The legal challenge brought by two women represented by CWJ, was issued in July 2019, but put on hold pending the publication of a report by the Information Commissioner on ‘Digital Data Extraction’, which was published in June this year. The ICO report followed an 18-month investigation, which reviewed a number of different police forces’ procedures for extraction of mobile phone data and found ‘no evidence’ of police officers considering less intrusive alternatives to mobile phone extraction. The ICO expressed concern that: ‘Considerations of necessity, proportionality and collateral intrusion were not, based on what we saw, sufficiently or routinely documented’

A Court of Appeal judgment, Bater-James and Mohammed v The Queen [2020], that was given shortly after, provided a set of guiding legal principles for a correct lawful and proportionate approach to the disclosure of data from complainants in rape and other sexual offences. 

The Centre for Women’s Justice claim brought on behalf of two women, ‘Courtney’ and ‘Olivia’ ,who had reported rape to the police and objected to them downloading the whole of their personal digital data which, they argued, was not relevant to the allegations they had made. Centre for Women’s Justice have received inquiries from hundreds of other rape victims and frontline service providers raising concerns about the intrusive disclosure requests which were deterring victims from pursuing allegations.

The publication of the ICO report and Court of Appeal judgment, vindicated the legal action brought, confirming the grounds of challenge. The claim, which additionally provided evidence of sex discrimination in the approach taken, was funded by the Equality and Human Rights Commission.

‘Olivia’ said:

“My experience with the police and CPS was degrading and unlawful. I was raped by a stranger and the police demanded 7 years of irrelevant data from me that predated the rape. Infuriatingly, the police and CPS have repeatedly said to the press that they only pursue reasonable lines of enquiry. This is untrue. I hope now that other women won’t be subjected to these unlawful requests.”


 
‘Courtney’ said:  

“I welcome the announcement by the NPCC because for the first time I feel like there is hope that victims of sexual violence will no longer have to make the choice between privacy or justice as I did.  There was nothing consensual about these "consent forms" and it is a relief that the CPS and police have finally accepted that. I approach this announcement with some trepidation, however, as I have been so seriously hurt and let down by the criminal justice system in the past. I am concerned that just doing away with the forms won't necessarily improve practice. I look forward to the day when I may effectively hold my attacker accountable and make our streets more safe".

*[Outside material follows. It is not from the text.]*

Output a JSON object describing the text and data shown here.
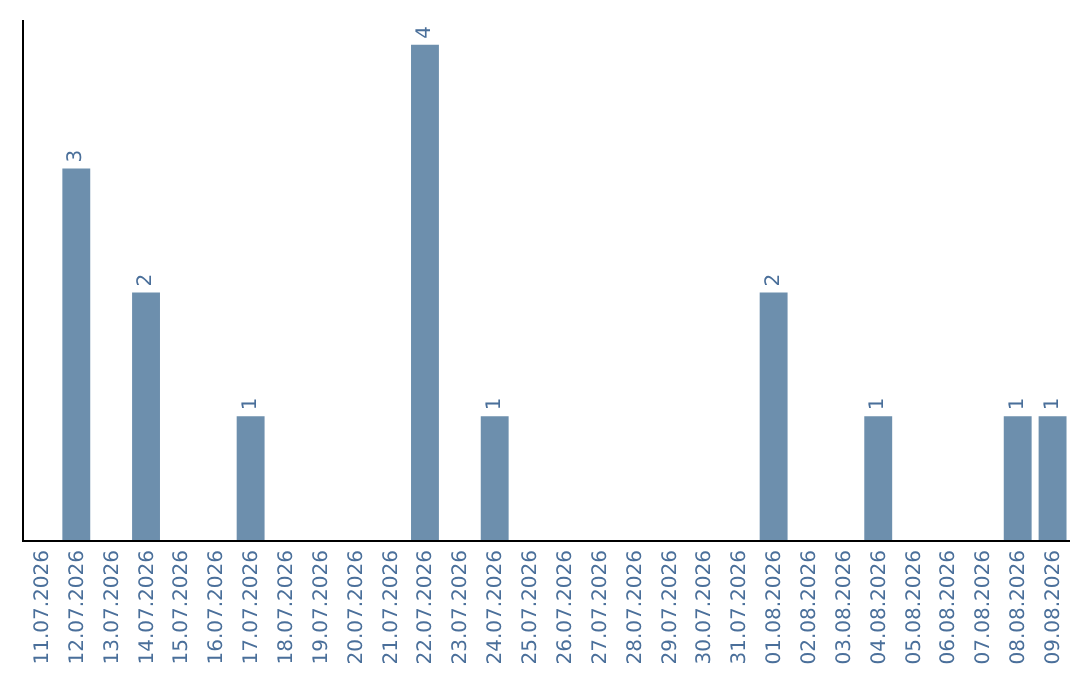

Harriet Wistrich, director of CWJ said,

“we are relieved that these forms have finally been withdrawn from use, but they should never have been used in the first place. Their effect has been to delay rape cases and deter many victims from coming forward or continuing with their cases. We will work with the defendants to ensure something fair and proportionate is put in its place.”


Silkie Carlo, director of Big Brother Watch, who have provided evidence to support the legal challenge and published ‘Digital Strip search’, said

“This u-turn on digital strip searches is a huge success for our groups, the two women who bravely took on this legal challenge, and the thousands of people who signed our petition. These forms entrenched an intrusive and unlawful policy of digital interrogations that obstructed justice for thousands of people. “


EHRC chief executive office, Rebecca Hilsenrath, said:
 
“Digital data extraction forms are an invasion of privacy at a time when victims of crime are at their most vulnerable. There is no evidence that they are necessary in building a case. As they are predominantly applied to survivors of rape or sexual assault, they disproportionately impact on women and act as a discriminatory barrier to justice."

“We are proud to have assisted in the challenge by two brave claimants who brought this issue to the fore with the Centre for Women’s Justice. We welcome the decision from the National Police Chief’s Council and hope it leads to improving confidence in the justice system on the part of survivors of sexual assault.”